Dale started at IUPUI hoping for a degree in Biology before changing to Anthropology and as a result, has a very diverse background in Geology, Zoology, Paleontology, Anatomy, Archaeology, Psychology, Sociology, Literature, Latin, Popular Culture, Film criticism, Mythology and Folklore, and various individual human cultures especially mentioning those of the Pacific and the Americas.
He has a working knowledge of every human fossil find up until his graduation and every important Cryptozoological sighting up to that point. He has been an amateur along on archaeological excavations in Indiana as well as doing some local tracking of Bigfoot there. Now he is on the CFZ bloggo....
My personal opinion is that the vast majority of what Ivan Sanderson called ABSMs are Neanderthals, excepting the Sasquatch on a tentative assumption that those are different (and specifically deferring to Grover Krantz on that subject - as in fact Heuvelmans did also. Using this definition of hairy hominid reports follows Porshnev and Heuvelmans's usage and includes the hominid orang-pendeks or Batuts)
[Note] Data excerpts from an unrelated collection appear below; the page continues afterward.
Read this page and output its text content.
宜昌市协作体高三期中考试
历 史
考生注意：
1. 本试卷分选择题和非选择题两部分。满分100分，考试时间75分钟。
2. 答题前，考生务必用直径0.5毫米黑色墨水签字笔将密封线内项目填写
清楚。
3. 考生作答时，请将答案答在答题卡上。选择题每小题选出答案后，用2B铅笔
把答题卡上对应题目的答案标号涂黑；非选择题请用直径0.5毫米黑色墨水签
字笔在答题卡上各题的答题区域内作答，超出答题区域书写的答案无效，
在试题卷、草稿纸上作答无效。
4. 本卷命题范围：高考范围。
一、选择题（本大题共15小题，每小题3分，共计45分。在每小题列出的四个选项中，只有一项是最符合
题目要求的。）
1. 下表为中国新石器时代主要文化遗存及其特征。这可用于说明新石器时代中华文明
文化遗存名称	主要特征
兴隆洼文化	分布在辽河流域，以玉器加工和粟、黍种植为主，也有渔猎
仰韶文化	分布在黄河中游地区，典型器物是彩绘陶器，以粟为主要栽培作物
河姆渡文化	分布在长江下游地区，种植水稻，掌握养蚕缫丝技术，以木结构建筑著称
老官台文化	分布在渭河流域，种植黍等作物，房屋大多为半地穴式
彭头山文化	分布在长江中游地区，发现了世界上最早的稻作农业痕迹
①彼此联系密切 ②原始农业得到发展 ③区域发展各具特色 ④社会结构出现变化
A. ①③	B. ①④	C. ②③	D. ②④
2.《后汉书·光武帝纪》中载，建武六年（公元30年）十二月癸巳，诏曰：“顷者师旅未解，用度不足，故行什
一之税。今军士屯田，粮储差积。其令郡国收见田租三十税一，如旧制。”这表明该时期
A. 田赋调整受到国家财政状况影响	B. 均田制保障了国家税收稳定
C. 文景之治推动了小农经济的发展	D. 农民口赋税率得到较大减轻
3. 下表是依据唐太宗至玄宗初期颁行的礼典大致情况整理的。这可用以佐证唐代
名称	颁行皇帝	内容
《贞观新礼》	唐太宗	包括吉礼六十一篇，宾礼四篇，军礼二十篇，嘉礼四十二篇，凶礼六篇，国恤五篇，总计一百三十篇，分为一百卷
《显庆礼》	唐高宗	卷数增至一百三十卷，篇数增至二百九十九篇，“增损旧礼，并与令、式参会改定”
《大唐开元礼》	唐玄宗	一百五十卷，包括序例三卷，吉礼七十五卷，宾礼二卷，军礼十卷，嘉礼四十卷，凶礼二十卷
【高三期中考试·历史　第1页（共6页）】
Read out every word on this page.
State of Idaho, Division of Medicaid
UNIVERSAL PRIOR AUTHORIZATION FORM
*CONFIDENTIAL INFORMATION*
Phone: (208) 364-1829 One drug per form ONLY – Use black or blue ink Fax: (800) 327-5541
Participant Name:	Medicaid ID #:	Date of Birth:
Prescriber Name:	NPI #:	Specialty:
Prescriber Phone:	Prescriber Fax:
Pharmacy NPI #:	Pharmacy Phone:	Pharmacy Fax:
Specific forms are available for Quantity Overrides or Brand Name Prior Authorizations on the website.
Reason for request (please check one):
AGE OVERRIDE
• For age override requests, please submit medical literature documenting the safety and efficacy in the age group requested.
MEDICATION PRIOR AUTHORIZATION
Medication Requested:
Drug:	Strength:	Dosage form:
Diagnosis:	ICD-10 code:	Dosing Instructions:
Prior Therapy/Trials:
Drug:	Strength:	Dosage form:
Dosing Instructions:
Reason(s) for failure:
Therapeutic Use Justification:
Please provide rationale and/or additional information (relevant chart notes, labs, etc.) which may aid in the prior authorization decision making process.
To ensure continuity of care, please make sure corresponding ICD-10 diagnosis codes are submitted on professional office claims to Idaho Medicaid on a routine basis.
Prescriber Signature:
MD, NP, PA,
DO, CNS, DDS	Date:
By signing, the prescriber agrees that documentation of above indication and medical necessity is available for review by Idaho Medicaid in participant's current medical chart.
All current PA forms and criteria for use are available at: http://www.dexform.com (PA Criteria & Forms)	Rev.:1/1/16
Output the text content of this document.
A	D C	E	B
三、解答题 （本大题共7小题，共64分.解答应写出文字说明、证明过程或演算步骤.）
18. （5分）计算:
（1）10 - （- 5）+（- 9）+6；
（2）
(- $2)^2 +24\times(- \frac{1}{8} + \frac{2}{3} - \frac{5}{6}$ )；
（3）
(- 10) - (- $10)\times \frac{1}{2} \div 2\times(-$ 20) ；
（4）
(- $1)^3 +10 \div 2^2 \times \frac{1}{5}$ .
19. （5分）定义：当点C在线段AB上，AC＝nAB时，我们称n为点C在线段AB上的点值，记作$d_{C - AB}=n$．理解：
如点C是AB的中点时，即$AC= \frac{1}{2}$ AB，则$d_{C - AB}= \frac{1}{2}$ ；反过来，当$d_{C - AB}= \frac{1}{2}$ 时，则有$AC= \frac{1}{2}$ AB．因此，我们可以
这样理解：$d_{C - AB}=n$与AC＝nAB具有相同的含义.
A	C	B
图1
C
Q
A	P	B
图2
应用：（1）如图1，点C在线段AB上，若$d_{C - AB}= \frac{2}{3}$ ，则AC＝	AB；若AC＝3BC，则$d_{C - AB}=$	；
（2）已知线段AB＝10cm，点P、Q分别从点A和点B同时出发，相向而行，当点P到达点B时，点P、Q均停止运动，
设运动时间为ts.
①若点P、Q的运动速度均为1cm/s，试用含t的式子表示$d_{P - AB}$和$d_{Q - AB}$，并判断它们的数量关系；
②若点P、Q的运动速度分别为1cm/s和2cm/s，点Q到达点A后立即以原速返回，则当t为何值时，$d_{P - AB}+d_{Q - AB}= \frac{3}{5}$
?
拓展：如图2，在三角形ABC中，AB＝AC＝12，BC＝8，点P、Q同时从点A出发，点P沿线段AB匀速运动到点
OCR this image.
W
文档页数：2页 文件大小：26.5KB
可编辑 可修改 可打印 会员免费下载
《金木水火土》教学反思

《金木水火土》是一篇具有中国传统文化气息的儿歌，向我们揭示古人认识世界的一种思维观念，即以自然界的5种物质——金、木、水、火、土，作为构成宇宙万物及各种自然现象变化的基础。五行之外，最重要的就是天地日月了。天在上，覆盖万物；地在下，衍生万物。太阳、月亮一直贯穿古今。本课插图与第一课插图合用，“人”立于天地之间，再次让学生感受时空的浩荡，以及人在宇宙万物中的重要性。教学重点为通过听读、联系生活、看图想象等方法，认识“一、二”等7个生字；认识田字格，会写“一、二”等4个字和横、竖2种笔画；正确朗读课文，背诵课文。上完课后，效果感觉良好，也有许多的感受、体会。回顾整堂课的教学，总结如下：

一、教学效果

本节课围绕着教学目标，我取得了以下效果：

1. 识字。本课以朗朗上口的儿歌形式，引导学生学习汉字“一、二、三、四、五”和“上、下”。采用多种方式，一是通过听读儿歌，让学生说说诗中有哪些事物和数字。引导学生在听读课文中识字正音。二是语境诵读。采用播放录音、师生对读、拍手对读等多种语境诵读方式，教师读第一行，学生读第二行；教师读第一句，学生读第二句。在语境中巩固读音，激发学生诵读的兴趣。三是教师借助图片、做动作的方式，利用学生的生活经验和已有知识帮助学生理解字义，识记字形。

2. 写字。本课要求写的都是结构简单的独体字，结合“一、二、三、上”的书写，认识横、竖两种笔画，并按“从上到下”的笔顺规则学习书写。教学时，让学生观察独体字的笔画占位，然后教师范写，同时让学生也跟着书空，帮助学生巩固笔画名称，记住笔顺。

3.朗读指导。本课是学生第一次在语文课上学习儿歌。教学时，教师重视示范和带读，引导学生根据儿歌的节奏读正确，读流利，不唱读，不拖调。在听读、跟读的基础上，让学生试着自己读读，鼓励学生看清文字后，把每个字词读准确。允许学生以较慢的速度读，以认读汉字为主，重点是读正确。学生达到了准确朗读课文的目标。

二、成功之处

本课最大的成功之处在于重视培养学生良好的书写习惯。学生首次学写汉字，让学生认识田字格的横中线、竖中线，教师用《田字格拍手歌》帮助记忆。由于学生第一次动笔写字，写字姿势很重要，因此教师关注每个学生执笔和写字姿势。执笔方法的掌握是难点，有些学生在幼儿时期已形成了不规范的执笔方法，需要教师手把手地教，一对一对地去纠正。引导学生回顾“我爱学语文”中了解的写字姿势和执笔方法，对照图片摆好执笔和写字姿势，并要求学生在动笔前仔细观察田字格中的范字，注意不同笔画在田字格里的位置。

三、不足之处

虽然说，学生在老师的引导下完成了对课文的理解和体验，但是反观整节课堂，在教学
The ape types are not in the same category as far as I am concerned. Divergent big toe = NOT an "ABSM' in the generic sense. Which voids the term itself in that context, so I do not use the ter' any more.
The thing is that Neanderthals are possibly Homo sapiens, the same species as the rest of us, and that is a minority opinion but still held by many professional anthropologists.
So bottom line is, same species as us = NOT an unknown species = NOT an unknown ANIMAL.
And really there is no BIOLOGICAL difference between a man dressed in a fur coat and a human provided with one naturally. Same species, possibly the minor difference in the hirsuitism genes, which can be paralleled in different breeds of dogs, cats and laboratory rats.